Two Programmers Claim Reddit's Voting Algorithm Is Flawed
That seems trivial at first, especially if you don't understand code. Reddit appears to be working just fine - so who cares about a typo among thousands of lines of code?
But Reddit is a massive distributor of traffic around the web. It had 90 million unique users visit its pages last month. Publishers (Business Insider included) benefit hugely when a post becomes popular on Reddit. A single hot link from Reddit can pour hundreds of thousands of readers into your site within hours. And those pageviews are easily monetized with ads.
So there is a lot at stake. People trust Reddit to get it right.
Ian Greenleaf, a San Diego-based programmer, claims in a blog post that the sorting mechanism Reddit uses to rank new posts can bury those posts if they initially receive a few negative votes. It's complicated, but basically Reddit's code - which has been published publicly so developers can examine it - has two ranking mechanisms: Time, so that new posts are favored over old posts; and net positive or negative votes, so that posts people like are favored over those that people don't like.

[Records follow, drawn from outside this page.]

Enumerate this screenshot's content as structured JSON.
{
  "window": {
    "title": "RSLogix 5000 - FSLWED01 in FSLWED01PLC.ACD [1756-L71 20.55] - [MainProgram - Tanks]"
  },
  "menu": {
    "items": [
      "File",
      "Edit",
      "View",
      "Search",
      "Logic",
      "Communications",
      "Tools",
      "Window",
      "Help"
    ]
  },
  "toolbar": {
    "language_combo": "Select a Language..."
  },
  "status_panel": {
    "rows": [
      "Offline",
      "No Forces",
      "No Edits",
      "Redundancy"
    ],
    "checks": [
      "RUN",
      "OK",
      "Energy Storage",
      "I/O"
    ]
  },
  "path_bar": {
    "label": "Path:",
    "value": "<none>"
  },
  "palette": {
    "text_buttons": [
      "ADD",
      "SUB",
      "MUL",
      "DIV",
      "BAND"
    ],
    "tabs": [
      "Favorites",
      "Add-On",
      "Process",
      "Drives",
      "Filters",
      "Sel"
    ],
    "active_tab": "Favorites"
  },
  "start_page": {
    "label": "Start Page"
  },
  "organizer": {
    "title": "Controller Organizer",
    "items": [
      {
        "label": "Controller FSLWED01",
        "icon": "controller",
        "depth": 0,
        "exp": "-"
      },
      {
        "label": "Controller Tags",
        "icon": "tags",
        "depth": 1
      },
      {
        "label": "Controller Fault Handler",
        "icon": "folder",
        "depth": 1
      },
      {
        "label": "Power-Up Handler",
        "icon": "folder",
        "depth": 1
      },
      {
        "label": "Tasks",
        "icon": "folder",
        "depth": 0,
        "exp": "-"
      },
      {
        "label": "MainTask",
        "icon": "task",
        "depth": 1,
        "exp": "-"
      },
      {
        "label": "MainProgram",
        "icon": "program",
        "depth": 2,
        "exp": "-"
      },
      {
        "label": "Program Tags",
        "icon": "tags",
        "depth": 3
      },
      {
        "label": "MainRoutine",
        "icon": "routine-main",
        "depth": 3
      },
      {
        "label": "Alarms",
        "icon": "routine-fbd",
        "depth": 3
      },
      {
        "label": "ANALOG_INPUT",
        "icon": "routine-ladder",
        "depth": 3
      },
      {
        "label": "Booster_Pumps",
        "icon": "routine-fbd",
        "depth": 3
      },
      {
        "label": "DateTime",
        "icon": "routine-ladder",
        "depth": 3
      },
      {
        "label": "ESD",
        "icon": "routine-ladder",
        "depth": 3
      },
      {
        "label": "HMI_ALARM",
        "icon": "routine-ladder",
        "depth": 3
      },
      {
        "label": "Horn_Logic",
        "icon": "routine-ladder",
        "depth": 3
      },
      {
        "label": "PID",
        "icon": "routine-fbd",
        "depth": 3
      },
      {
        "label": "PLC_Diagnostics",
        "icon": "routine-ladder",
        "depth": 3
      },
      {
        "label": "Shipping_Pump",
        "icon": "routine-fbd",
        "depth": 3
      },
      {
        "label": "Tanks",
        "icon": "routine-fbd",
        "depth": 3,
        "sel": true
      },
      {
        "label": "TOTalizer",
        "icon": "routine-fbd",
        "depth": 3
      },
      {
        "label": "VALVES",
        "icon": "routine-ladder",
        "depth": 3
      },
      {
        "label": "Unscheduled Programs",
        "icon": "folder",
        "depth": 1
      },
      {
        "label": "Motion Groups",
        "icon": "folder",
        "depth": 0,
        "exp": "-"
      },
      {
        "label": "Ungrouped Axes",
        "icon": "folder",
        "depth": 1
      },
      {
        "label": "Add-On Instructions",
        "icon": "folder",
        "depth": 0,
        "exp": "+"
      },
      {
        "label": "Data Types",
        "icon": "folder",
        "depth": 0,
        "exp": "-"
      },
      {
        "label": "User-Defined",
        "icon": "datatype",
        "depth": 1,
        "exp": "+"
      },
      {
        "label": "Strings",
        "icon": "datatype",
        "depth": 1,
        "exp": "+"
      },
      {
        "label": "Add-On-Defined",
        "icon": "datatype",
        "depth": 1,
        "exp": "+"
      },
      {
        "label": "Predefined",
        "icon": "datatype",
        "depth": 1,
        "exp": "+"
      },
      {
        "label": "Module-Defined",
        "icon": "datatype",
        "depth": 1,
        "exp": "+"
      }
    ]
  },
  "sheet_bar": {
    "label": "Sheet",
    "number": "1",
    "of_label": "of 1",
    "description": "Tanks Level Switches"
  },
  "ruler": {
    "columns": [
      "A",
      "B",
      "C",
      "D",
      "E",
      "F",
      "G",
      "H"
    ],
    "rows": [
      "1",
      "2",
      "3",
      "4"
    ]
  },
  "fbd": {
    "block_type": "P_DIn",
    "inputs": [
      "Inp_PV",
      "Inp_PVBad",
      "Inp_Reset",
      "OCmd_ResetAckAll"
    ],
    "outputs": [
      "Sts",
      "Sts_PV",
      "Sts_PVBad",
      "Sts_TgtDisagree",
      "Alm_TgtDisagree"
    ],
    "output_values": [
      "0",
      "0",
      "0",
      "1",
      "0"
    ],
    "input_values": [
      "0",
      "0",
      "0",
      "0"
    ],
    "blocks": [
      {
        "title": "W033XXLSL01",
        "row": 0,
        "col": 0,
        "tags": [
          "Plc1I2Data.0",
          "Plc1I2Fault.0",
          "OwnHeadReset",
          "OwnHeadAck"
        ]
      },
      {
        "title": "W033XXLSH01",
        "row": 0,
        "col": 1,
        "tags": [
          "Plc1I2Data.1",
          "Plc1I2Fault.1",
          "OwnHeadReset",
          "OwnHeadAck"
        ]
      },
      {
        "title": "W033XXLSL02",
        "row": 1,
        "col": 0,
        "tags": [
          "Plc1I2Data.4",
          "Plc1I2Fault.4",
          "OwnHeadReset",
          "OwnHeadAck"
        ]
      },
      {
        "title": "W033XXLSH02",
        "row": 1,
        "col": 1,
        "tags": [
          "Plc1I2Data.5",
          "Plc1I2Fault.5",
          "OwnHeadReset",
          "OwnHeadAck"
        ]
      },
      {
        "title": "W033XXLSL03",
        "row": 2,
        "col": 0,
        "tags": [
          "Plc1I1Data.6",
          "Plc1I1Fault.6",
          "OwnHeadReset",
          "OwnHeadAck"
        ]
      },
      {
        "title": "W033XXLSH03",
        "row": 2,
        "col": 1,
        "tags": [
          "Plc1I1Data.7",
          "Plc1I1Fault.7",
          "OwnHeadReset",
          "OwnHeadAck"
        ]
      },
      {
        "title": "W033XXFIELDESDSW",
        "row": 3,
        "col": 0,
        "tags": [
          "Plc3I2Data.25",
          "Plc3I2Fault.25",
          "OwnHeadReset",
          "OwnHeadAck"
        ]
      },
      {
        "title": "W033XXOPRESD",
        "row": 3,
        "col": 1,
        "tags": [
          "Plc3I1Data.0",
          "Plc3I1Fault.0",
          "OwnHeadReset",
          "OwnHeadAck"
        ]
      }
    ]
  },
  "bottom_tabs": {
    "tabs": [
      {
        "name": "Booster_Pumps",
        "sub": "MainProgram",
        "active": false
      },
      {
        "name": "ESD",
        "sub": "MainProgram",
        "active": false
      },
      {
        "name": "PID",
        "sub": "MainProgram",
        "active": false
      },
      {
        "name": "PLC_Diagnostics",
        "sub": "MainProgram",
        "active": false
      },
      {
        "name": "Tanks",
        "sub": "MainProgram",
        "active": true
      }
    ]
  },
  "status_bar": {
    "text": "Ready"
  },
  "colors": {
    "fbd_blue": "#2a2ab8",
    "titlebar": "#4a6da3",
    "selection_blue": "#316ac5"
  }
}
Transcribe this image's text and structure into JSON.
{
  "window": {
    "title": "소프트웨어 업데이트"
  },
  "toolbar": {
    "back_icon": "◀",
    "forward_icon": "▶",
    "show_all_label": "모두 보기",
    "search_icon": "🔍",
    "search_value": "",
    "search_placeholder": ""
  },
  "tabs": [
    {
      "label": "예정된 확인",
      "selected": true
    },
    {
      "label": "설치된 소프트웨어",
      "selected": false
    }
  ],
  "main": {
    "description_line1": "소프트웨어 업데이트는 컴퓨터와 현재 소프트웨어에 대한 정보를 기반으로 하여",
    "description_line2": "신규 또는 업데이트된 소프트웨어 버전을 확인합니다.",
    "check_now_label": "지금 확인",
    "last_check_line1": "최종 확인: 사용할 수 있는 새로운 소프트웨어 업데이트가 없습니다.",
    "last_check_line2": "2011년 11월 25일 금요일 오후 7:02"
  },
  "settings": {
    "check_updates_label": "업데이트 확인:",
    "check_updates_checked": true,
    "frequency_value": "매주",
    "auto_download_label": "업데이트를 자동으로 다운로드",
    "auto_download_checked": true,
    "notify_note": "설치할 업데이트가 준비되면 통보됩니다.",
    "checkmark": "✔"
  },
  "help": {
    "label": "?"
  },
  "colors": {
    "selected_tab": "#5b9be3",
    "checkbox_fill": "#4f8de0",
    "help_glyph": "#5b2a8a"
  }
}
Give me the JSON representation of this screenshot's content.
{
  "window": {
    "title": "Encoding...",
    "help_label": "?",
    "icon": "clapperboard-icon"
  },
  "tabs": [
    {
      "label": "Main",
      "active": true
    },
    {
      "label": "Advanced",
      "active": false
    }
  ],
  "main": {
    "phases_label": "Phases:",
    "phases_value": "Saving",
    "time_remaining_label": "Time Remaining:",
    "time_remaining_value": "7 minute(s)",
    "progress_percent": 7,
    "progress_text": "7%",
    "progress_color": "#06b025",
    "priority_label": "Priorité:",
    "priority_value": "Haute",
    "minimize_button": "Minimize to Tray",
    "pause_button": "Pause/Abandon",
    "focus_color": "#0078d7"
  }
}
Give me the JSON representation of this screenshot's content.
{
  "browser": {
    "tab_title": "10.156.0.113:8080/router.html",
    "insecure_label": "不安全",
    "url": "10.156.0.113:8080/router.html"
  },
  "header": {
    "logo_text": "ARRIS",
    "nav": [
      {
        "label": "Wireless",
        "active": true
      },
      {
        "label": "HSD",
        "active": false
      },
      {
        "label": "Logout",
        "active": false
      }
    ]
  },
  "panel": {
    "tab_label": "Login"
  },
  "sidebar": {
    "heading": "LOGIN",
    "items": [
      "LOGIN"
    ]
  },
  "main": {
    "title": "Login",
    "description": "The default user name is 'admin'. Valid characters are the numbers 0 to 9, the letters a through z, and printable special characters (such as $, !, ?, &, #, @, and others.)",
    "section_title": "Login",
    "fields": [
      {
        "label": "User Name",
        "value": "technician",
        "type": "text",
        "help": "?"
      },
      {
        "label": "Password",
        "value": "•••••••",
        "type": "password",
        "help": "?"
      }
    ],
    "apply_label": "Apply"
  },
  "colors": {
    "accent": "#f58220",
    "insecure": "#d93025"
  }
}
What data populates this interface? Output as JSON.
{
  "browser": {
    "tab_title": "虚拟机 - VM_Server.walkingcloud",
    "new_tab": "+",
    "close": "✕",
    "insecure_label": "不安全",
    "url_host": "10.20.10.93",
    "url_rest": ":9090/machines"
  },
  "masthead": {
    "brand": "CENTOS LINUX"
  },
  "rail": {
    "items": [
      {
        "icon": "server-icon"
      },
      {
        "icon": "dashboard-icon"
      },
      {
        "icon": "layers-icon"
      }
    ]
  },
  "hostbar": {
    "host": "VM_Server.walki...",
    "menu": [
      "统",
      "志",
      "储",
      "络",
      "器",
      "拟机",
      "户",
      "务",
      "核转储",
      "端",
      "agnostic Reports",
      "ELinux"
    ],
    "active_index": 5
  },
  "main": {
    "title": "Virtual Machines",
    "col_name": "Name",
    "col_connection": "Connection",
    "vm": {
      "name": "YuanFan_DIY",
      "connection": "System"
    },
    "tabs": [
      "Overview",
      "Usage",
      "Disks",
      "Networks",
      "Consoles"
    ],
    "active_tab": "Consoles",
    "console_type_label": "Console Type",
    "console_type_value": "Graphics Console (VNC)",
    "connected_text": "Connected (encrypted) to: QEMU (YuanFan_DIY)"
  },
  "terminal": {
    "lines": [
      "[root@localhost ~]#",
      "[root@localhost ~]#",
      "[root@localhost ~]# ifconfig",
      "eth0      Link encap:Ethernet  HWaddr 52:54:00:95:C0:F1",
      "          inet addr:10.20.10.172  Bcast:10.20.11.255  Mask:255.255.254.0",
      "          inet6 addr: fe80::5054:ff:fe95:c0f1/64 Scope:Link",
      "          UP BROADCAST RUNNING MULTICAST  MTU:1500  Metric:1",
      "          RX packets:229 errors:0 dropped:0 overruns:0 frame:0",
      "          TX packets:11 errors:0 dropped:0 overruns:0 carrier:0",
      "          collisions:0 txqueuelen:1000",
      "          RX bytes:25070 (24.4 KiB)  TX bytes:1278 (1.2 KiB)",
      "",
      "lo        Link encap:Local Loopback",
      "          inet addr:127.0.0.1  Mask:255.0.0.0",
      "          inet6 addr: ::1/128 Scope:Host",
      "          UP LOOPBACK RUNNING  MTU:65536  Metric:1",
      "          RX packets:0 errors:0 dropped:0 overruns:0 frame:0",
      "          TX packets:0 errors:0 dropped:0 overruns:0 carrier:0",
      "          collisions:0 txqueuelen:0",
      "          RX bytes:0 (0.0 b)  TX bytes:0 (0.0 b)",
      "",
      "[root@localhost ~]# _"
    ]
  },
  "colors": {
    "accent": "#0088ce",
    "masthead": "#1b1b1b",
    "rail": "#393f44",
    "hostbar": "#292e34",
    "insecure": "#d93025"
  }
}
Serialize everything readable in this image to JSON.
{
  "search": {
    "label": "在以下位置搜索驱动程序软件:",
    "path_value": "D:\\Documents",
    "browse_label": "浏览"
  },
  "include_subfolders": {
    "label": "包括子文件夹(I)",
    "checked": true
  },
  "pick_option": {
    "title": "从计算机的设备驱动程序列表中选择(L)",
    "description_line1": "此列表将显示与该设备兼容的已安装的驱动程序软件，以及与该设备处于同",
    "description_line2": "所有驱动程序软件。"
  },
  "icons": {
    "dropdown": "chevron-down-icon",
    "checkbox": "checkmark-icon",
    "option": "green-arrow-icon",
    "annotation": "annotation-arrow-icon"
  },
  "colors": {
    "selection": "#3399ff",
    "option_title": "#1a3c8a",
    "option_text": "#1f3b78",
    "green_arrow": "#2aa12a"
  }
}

The problem, Greenleaf says, occurs when a new post gets a few negative votes before it gets any positive votes, rendering its vote score less than zero:
... imagine one submission made a year ago, and another submission made just now. The year-old submission received 2 upvotes, and today's submission received two downvotes. This is a small difference - perhaps today's submission got off to a bad start and will rebound shortly with several upvotes. But under this implementation, today's submission now has a negative hotness score and will rate lower than the submission from last year.
Greenleaf says that the formula condemns some posts to a "purgatory" in Reddit, where they never get seen by other redditors. "These posts are sad, alone, and afraid. And notably, they are sorted oldest first, just as I predicted."
Systems librarian Jonathan Rochkind has made the same claim:
So it turns out there's a significant typo, that keeps the algorithm from working right, in the several previously blogged descriptions of reddit's story-ranking algorithm.
... More oddly, this same significant typo is in the public version of reddit's code released on github.
On Hacker News, the claim has been rebutted by a user named "ketrainis" who appears to be a Reddit administrator. Ketrainis says that making sure that disliked posts don't show up is kinda the point:
This comes up every 6 months or so, always with some sensational title like this.
... The thing is, the two most important pages are the front page (or a subreddit's own hot page) and the new page. The new page is sorted by date ignoring hotness, and if something has a negative score it's not going to show up on the front/hot page anyway. The two other main opportunities to get popular (rising and the organic box) don't really use hotness either.
So when it comes down to it, what happens below 0 is pretty moot. Smoothness around the real life dates and scores on the site is more important than smoothness around 0, where we don't really have listings that will display it anyway.
In summary, there don't exist listings in which the discontinuities at 0 really matter.